For 2005 the following predictions are being made:
Council of Mortgage Lenders 4%
Institute of Chartered Surveys 3%
Nationwide 2%
Abbey 2%
Hometrack 0%
Halifax -1%
Barclays -8%

Nationwide say "We think the property boom wil conclude with a period of prolonged single-digit growth as earnings catch up with prices .... A sharp downturn in prices cannot be completely ruled out, but while the economic outlook remains positive, it looks unlikely" The Halifax comment "House prices have now been rising for nine years and the average home has gone up by almost £100,000 or 160%. Following such strong gains, homes are no longer affordable for many people. This will contribute to modest price falls this year." On the buy to let investment front Melanie Bien of Savills Private Finance is quoted as saying "The gradual slow down in house-prce growth seen in the past few months looks set to continue, so it is crucial that buy to let investors take a long-term view" (welcome to the club Melanie!!) she predicts "there is likely to be little capital growth in the coming months, property should produce decent growth over the long term. But if you want to buy a property this year to make a quick retrun, you are likely to be disappointed." Historically in a stagnant or uncertain sales market the rental market becomes stronger - lenders are still offering competitive rates on buy to let with Northern Rock at 5.99% for 2, 5, 7 years ; Bristol&West at 5.59% fix for 3 years

LONDON MARKET TO CONTINUE TO GROW -! In 2004 London prices increased by 7.6% (Nationwide) compared with the UK average of 12.6%. Nationwide predict that prices in London will grow by 3% against the UK average of 2%.
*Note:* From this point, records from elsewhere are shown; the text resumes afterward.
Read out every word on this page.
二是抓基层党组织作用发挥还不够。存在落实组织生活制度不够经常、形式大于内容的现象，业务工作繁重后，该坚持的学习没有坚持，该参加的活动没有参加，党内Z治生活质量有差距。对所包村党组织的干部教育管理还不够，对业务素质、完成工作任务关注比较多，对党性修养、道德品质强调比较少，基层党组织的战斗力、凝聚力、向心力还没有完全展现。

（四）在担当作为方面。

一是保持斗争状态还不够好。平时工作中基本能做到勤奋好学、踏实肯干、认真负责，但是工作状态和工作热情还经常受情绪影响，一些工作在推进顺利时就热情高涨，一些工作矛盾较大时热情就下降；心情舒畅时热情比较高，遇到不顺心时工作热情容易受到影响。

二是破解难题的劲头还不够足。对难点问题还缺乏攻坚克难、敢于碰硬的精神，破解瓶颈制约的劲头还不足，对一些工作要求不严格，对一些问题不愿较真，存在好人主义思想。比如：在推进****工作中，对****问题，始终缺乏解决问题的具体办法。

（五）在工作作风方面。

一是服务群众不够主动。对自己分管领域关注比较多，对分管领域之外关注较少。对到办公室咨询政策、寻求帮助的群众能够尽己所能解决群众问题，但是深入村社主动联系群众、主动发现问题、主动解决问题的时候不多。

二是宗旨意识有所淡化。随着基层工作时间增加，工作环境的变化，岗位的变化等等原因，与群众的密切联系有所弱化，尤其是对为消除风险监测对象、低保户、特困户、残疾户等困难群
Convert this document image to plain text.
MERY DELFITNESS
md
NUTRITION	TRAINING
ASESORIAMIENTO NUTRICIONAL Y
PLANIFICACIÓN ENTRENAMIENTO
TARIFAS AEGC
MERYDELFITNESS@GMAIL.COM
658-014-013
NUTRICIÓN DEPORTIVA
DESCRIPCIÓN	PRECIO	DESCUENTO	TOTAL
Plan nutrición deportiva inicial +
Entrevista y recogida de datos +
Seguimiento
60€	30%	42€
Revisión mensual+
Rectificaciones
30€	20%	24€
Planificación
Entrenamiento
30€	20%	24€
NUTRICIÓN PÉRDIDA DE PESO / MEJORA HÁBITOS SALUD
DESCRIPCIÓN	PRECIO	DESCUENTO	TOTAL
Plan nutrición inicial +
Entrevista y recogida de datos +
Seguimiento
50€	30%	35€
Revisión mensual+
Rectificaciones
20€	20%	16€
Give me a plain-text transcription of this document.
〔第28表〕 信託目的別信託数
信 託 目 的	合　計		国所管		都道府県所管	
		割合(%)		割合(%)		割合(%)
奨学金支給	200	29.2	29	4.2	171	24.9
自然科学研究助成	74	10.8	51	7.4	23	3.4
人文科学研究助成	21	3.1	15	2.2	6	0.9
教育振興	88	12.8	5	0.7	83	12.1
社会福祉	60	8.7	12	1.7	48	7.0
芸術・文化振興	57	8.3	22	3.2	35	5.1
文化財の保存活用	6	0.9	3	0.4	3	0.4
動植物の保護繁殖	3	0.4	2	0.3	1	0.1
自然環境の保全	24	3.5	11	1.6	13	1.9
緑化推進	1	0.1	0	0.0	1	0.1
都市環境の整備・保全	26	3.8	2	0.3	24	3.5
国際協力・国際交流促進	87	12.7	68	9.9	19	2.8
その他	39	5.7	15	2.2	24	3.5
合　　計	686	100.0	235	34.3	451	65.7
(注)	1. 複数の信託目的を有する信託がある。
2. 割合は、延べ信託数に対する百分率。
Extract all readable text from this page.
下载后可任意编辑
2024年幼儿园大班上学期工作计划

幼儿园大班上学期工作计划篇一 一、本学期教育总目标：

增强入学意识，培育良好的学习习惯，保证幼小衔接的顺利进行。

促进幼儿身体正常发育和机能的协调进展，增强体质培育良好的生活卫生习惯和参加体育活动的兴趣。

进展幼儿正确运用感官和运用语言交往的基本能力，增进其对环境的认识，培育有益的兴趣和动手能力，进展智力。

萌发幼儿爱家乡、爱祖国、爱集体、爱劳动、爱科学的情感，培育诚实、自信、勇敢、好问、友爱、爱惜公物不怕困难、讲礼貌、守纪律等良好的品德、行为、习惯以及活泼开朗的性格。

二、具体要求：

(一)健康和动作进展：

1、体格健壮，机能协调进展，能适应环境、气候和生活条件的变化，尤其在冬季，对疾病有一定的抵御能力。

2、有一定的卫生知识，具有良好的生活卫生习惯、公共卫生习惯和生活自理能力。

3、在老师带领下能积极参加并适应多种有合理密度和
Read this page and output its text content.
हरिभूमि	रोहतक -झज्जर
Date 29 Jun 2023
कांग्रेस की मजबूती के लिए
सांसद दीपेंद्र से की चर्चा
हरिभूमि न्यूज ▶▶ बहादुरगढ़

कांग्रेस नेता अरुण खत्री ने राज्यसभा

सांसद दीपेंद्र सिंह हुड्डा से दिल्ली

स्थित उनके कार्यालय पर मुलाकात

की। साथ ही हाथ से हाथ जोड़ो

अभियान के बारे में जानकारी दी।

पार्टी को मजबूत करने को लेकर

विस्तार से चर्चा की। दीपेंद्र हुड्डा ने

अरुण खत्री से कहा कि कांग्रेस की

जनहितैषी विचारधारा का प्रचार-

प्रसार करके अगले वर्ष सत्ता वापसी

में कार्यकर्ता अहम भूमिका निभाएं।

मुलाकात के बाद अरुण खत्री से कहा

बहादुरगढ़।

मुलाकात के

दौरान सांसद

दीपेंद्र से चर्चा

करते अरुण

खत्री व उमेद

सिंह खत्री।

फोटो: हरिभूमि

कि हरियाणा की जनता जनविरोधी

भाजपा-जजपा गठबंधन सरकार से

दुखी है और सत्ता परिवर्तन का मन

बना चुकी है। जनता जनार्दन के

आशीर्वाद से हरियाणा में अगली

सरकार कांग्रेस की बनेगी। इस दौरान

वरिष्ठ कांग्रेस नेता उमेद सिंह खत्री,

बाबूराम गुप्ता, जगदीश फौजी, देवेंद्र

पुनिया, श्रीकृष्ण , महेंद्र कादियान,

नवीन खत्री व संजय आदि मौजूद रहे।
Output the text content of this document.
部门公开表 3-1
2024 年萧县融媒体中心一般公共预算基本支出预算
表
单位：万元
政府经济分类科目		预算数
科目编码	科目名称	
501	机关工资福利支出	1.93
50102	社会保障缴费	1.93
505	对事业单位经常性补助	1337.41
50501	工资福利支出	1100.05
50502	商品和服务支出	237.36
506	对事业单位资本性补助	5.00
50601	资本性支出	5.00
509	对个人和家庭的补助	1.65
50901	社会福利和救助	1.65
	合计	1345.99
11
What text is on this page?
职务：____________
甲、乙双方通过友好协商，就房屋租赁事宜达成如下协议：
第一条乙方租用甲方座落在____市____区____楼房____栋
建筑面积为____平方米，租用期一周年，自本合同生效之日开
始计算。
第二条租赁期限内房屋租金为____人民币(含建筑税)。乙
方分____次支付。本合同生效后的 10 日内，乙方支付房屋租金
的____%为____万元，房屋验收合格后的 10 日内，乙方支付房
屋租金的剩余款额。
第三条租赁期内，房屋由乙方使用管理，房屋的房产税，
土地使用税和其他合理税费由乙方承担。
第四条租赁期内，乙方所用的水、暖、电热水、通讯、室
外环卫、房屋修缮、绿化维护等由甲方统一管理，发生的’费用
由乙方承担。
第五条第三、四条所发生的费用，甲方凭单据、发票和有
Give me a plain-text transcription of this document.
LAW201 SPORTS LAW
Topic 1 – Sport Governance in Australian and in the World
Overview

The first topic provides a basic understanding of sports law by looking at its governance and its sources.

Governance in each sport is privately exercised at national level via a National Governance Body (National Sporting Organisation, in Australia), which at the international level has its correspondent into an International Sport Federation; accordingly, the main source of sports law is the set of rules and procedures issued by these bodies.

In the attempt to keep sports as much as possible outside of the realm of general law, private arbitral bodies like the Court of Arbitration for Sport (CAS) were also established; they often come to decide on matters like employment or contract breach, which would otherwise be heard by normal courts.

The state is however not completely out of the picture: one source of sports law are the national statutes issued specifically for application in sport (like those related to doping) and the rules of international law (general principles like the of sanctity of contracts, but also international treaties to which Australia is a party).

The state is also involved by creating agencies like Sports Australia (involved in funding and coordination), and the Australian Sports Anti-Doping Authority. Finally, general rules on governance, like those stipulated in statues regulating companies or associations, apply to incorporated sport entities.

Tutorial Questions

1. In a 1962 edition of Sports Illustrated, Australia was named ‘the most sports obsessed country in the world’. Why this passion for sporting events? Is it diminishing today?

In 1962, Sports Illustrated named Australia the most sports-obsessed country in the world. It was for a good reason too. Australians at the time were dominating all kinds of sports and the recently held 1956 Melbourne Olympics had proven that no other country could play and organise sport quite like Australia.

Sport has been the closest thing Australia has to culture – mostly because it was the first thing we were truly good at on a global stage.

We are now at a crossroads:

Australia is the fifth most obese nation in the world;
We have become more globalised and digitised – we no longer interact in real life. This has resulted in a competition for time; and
OUR VIEW - look at the areas being developed by the big new builders, assess the general area around this years high flyers, remember you are buying a place to live! or for investment purposes keep the gearing below 60%, be realistic with the rent and keep it occupied. Brentford continues to be very active in new build, 2 bedrooms are being oversupplied, one bedrooms are in short supply in the rental market and rental values are slowly increasing. The New Town centre has again hit the papers with the build expected to start this year - thats 2005 ! when it does start expect to see significant increases in prices, particularly on Brentford Dock properties with views over the Grand Union Canal.

Finally it is currently a buyers market - see our sale pages and make us an offer!!

THE MARKET - December 2004
We have now hit the usual stagnation for this time of year - sales are slow and bargains available for first time and no chain buyers. Renters equally can get a bargain on reduced rents for a six month lease. Come January we expect the rental market to take off again as the sales market continues to be difficult. We expect the usual rush of end of year predictions from the "experts" - we await the justification that the stock market (predicted to rise to 5000) would outstrip property investment. The market has yet to break 4800 and house price inflation taking account the recent adjustment in the market is still 10% above the figures at the beginning of 2004.

For Buy to Let investment client we still recommend a gearing of no more than 60% - keep off the new developments that are overpriced and oversupplied - keep renovations simple and relevant with an eye to future maintenance costs. Above all get it let - standing empty costs you money - a rent of £750 per month may look attractive against a rent of £700 a month but if its empty for one month you might as well have let it at £700 as it will take 15 months to get back the £750 you never had!!

Our advice is buy a house to live in or buy to invest for the long term - the days of buy today, fix tomorrow, sell immediately and take the profit are long gone. Very few "developers" made money by refurbishment most of the gain was the natural increase in the market. With increases under 5% for the next year there is no profit in buy and fix.